This week, the Quebec Court of Appeal refused to hear the appeal of a February 8, 2021 Quebec Superior Court case challenging the current COVID-19-related curfew.
The court had rejected a lawyer’s request for a temporary and partial stay of the application of the curfew which was imposed on January 9, 2021 by the Quebec government to fight against the spread of COVID-19. The measure prohibits non-essential travel between 8 p.m. and 5 a.m. in Quebec “red zones”. The lower court rejected the application, explaining that despite the existence of a serious question to be judged, the applicant had not shown serious or irreparable damage. In addition, the court stated that the public interest tipped the balance of convenience in favour of the Attorney General.
We have also previously written about an Ontario decision, in which a court refused to allow a retailer to remain open, after it was forced to shut down by the government due to the COVID-19 pandemic.
HBC Loses Case Against COVID-19 Rules
Additionally, in mid-December 2020, the Hudson’s Bay Company (“HBC”) applied to court asking it to review the province’s decision to temporarily close non-essential retailers in Toronto and Peel Region.
In that case, HBC challenged s. 2(1)3, Schedule 2, of O. Reg. 82/20 under the Reopening Ontario (A Flexible Response to COVID-19) Act, 2020 (the “ROA”), which provides that “discount and big box retailers selling groceries” are permitted to open. HBC argued that the provision drew an irrational distinction between its stores and stores such as Walmart because, other than selling groceries, the types of merchandise both stores sell is essentially the same. HBC claimed that this allowed big box stores to sell all lines of merchandise while HBC, which sold the same type of merchandise, except for groceries, had to stay closed. It submitted that this was causing economic hardship to HBC and its employees. HBC argued that the distinction was impermissible, and that the court should grant a remedy that would allow HBC’s sixteen stores in Stage 1 regions to re-open. HBC argued that O. Reg. 82/20 was ultra vires the ROA.

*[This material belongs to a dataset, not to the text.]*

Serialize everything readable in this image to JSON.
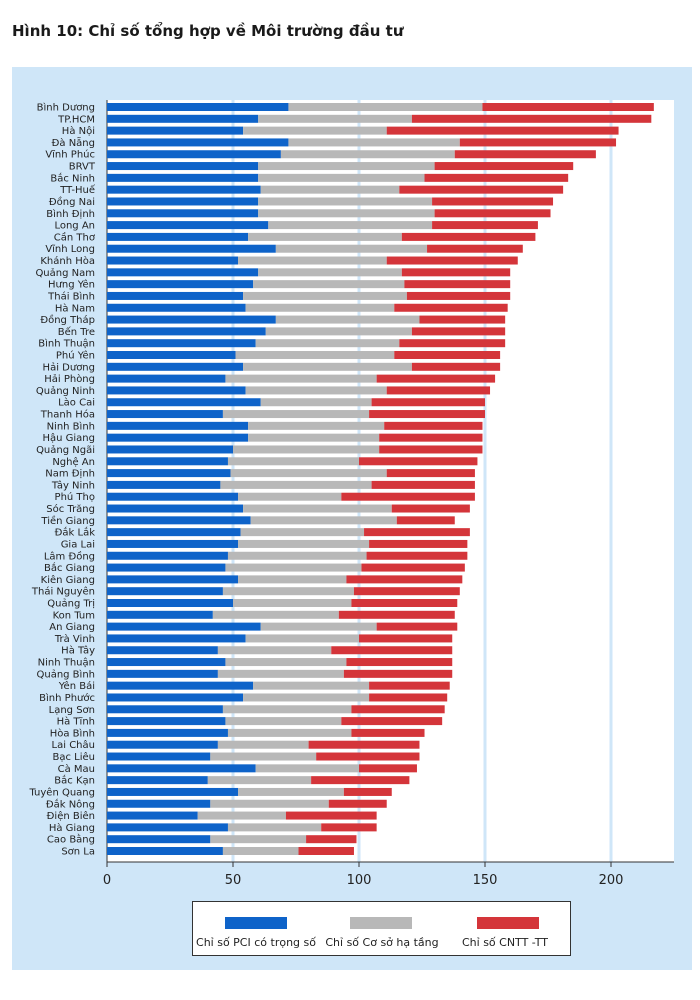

In response, the Attorney General of Ontario argued that the closure of big box stores that did not sell groceries was permitted by the wording and purpose of the ROA. It argued that the ROA was meant to provide a flexible approach to opening and closing businesses during the pandemic, and the closure of department stores that did not sell groceries in areas with a higher incidence of COVID-19 was a policy choice permitted by the ROA and it was not up to the court to assess whether the policy choice was effective or wise.
The court dismissed HBC’s application, stating:
“Absent a Charter challenge, the focus of judicial review of a regulation is narrow. It is not the role of the Court to decide whether s. 2(1)3, Schedule 2, of O. Reg. 82/20 is effective, overly broad or unduly restrictive. These are policy choices made by the Ontario government during extraordinary times. The Court’s role is limited to determining whether the provision at issue is authorized by the ROA, which it clearly is. The purpose of the ROA is to balance public health and safety measures with economic concerns during the current pandemic.

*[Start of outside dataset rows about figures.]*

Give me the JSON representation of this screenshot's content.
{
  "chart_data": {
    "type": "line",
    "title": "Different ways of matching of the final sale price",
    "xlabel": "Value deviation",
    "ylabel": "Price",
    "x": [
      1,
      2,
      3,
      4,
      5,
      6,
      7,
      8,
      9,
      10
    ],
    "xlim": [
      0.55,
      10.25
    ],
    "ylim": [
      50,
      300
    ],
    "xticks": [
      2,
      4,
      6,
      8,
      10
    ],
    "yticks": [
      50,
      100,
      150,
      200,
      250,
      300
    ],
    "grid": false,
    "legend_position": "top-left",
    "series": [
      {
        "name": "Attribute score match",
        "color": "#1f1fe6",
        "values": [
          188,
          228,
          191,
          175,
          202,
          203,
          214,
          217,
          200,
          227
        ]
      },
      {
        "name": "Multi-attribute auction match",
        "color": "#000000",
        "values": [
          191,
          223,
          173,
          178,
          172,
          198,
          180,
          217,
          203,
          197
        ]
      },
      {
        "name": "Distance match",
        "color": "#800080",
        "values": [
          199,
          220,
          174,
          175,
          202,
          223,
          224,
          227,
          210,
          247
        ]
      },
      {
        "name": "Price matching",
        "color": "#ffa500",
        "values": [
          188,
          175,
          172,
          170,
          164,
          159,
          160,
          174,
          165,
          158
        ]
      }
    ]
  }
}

O. Reg. 82/20 sets out the restrictions imposed on the parts of Ontario with the highest rates of COVID-19. In those areas, Ontario’s objective is to significantly limit contacts between people for the purpose of reducing the spread of COVID-19 while giving Ontarians access to essential goods such as groceries. Requiring HBC to keep its stores closed to the public while allowing discount and big box stores that sell groceries to open is consistent with these purposes.
We see no basis to grant the application.”